The following article originally appeared in the Career Advancement Management Report, Volume 38:
Companies are collecting mountains of digital information that they are using to create more effective marketing campaigns, improve manufacturing and order fulfillment departments, develop products, improve quality control and assurance, and otherwise better operate their businesses and serve their customers.
This information ranges from in-house data and reports, to customer tweets and blog postings, to customer activity at Web sites. Data scientists assess the information, and then explain to company executives how it can be used to make better business decisions, reach more customers, or provide better services.
The Wall Street Journal reports that “top data scientists can command multiple job offers with salaries well into the six figures and sometimes even seven figures.”
Eric Haller is the Executive Vice President of ExperianDataLabs. Experian helps businesses manage credit risk, prevent fraud, target marketing offers, and automate decision making. It also helps people to check their credit report and credit score and protect against identity theft.
In 2015, Experian was named by Forbes as one of the “World’s Most Innovative Companies.” Haller discussed the fast-growing career of data scientist with the editors of the CAM Report.
Q. How did the career of data scientist develop?
A. The role of the data scientist emerged as a result of the vast amount of data companies are acquiring. The problem: most of this data is jumbled, indistinct information. How, then, can a company use this for its own benefit? It was obvious there needed to be someone companies could rely on to take this data, build connections and correlations, and assemble insights useful for the growth of the company.The result: the rise of data scientists.
Q.What makes the career of data scientist such a hot profession?
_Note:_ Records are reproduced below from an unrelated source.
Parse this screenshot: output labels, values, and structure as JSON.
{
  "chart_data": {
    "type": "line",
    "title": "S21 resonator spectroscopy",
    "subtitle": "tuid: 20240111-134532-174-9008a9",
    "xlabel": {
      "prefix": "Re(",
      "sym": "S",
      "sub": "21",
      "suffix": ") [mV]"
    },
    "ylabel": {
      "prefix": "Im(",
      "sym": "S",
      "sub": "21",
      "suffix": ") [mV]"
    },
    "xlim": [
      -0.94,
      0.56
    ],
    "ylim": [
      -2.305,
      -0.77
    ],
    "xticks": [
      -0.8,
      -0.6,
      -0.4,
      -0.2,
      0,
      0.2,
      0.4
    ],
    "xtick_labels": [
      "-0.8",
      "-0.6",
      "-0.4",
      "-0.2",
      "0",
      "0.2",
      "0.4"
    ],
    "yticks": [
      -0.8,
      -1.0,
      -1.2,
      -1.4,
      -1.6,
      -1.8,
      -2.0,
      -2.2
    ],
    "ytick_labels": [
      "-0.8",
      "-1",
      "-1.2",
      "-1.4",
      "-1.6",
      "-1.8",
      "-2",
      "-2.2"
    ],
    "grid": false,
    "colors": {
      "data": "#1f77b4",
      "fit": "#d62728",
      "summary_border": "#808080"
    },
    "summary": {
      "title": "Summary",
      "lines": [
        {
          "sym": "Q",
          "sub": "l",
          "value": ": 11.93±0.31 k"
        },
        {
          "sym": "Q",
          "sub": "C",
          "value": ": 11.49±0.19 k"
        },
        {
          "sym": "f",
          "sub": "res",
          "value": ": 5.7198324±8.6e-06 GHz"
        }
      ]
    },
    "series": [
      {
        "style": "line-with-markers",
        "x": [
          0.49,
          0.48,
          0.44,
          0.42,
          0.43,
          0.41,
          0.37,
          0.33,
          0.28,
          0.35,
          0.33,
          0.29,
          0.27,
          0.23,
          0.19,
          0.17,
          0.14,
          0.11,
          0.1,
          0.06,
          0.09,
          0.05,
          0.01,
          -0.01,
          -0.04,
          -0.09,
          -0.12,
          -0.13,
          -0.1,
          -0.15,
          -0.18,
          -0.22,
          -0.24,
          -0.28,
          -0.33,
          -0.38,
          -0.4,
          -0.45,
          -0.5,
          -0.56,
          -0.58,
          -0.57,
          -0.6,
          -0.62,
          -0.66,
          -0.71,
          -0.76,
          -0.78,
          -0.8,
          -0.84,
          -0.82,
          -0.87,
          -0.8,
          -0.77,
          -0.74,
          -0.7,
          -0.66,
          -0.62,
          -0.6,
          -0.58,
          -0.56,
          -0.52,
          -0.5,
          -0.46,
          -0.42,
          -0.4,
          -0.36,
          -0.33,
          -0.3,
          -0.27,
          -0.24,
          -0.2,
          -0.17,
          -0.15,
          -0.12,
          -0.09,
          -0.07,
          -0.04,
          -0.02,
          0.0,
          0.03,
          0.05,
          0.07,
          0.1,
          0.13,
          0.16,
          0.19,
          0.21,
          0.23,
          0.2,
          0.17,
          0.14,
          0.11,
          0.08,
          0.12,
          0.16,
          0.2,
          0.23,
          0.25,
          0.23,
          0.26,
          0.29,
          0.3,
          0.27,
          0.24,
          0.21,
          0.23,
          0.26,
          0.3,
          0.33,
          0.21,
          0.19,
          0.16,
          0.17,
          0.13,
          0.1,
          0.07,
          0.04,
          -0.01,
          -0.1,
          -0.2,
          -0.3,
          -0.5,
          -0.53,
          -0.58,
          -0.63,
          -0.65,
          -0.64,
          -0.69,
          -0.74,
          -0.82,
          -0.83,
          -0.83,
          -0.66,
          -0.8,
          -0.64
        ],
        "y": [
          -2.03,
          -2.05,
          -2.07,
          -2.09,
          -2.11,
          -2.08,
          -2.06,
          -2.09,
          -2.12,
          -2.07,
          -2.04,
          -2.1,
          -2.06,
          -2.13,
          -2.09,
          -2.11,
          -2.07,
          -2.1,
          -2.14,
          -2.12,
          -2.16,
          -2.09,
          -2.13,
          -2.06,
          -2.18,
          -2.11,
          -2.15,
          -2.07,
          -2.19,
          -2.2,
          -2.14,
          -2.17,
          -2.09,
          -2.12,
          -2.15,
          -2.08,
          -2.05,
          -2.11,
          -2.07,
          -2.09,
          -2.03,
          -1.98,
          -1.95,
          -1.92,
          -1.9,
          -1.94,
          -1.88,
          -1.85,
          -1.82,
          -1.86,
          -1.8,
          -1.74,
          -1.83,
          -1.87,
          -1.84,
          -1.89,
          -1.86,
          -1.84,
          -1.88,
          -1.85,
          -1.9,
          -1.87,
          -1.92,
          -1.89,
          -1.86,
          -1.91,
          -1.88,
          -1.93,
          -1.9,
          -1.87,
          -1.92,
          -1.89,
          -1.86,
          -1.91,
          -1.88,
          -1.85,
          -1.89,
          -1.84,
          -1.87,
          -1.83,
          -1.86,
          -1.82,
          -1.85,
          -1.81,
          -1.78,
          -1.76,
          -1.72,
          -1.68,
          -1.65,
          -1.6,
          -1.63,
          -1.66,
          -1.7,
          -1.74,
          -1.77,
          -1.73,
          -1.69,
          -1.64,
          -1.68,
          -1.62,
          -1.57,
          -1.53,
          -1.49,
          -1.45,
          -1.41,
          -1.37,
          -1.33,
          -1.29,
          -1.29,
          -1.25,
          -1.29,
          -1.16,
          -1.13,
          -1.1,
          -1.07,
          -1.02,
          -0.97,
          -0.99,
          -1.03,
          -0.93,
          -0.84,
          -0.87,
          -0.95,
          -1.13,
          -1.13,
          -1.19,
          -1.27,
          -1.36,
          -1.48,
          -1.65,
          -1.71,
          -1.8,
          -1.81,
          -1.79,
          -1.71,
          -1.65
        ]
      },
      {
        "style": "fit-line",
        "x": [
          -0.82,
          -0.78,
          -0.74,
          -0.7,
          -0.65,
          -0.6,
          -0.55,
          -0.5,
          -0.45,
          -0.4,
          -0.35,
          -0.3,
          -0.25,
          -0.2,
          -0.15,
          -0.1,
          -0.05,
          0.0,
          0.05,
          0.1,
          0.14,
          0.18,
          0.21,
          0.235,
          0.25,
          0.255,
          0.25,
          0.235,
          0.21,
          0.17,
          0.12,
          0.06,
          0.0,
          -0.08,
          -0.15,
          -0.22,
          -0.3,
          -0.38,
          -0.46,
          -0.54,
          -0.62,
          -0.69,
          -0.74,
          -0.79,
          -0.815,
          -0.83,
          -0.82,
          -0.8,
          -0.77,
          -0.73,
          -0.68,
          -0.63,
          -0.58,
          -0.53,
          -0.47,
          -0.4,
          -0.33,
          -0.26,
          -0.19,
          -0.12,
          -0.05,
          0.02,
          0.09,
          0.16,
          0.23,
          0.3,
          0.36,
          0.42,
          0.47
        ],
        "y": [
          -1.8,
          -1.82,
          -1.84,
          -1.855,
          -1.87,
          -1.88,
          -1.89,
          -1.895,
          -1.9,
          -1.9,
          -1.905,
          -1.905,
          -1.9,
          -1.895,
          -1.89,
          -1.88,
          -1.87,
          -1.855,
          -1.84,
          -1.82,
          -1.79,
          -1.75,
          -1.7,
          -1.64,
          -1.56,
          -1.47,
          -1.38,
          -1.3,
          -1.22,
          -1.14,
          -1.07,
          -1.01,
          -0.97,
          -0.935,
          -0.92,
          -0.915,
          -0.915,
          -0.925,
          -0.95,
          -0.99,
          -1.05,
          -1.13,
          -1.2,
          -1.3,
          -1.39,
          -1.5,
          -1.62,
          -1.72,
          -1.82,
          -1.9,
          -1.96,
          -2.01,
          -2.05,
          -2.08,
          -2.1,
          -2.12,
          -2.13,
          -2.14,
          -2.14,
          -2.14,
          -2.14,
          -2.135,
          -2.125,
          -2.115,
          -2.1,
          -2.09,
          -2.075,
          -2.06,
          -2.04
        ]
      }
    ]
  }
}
What will aspiring data scientists find fun or interesting about this career?
A. Individuals in this profession are innate explorers.They are always reinventing the wheel; coming up with new approaches to old challenges; finding solutions to vexing problems. And they do so by listening to hard data. Couple this with their analytical background and one can see what makes data scientists so attractive to the business world.
Data scientists are the wizards making seemingly unattainable ideas and goals a possibility for companies—companies that need risk assessments; companies that strive to better optimize their marketing towards key consumers; companies that could use improvements to their digital consumer user experience.
The realm of possibilities is seemingly endless for data science. Take for example these ongoing ventures. At the world-renowned Johns Hopkins Hospital in Baltimore physicians are perfecting cancer treatments using successful plans of past patients. In Kansas City researchers are maximizing the productivity of area lands by studying detailed soil data. And in Indiana the state government is analyzing population data to prioritize funding for the most effective programs, including those that reduce infant mortality rates. Across the nation examples like these abound.
The common thread? Big data—or the accumulation of data too large and complex for processing by traditional database management tools. In each instance, data scientists are helping to solve some of our most vexing public, societal, and corporate problems.
Every day, from every corner of the world, Experian is working to attract this talent and utilize them to help a host of companies, from financial institutions to healthcare organizations, make strategic decisions towards sustainable growth. No matter the project or task, data scientists are
constantly examining problems and discovering solutions that are good for businesses, consumers, and society.
Q.What are the key traits of successful data scientists?
A. Perhaps the most important skill necessary to succeed as a data scientist is effective communication and advocacy for a position. Data science is a brainy, technical field. While scientists working in the field understand the complexity of the information they study, it is highly unlikely that their client does.
Data scientists must therefore be able to think and communicate like business people—to bring the conversation down to a level anyone can understand. It is the only way they are able to successfully deliver and implement their findings.
Q.What’s the best way to prepare for this career?
A. Take a free online class
– Free online courses from top universities or top subject-matter experts are available via sites such as Coursera, Udacity, and edX.
– You can download a public dataset from Kaggle,which hosts open data science competitions. (Competitors are given a data analysis problem to solve and there are cash prizes for winners.)
Join a LinkedIn group
– Join groups associated with data science on topics such as big data, analytics, machine learning, and data management.
Get to know working data scientists
– Use these groups and educational opportunities to look for opportunities to network with people working in data science, either in person or remotely if you aren’t in the same location.
Q.What’s the future employment outlook for data scientists?
A. The need for data scientists will only continue to grow in the future. A report came out a couple years ago that estimated by 2020 the amount of data globally will grow ten-fold from today. That’s a tremendous amount of data. Raw data. Untapped potential. This alone puts the importance of data science as a profession into perspective. Data scientists are the pioneers
going “where no man has gone before” for the good of our future.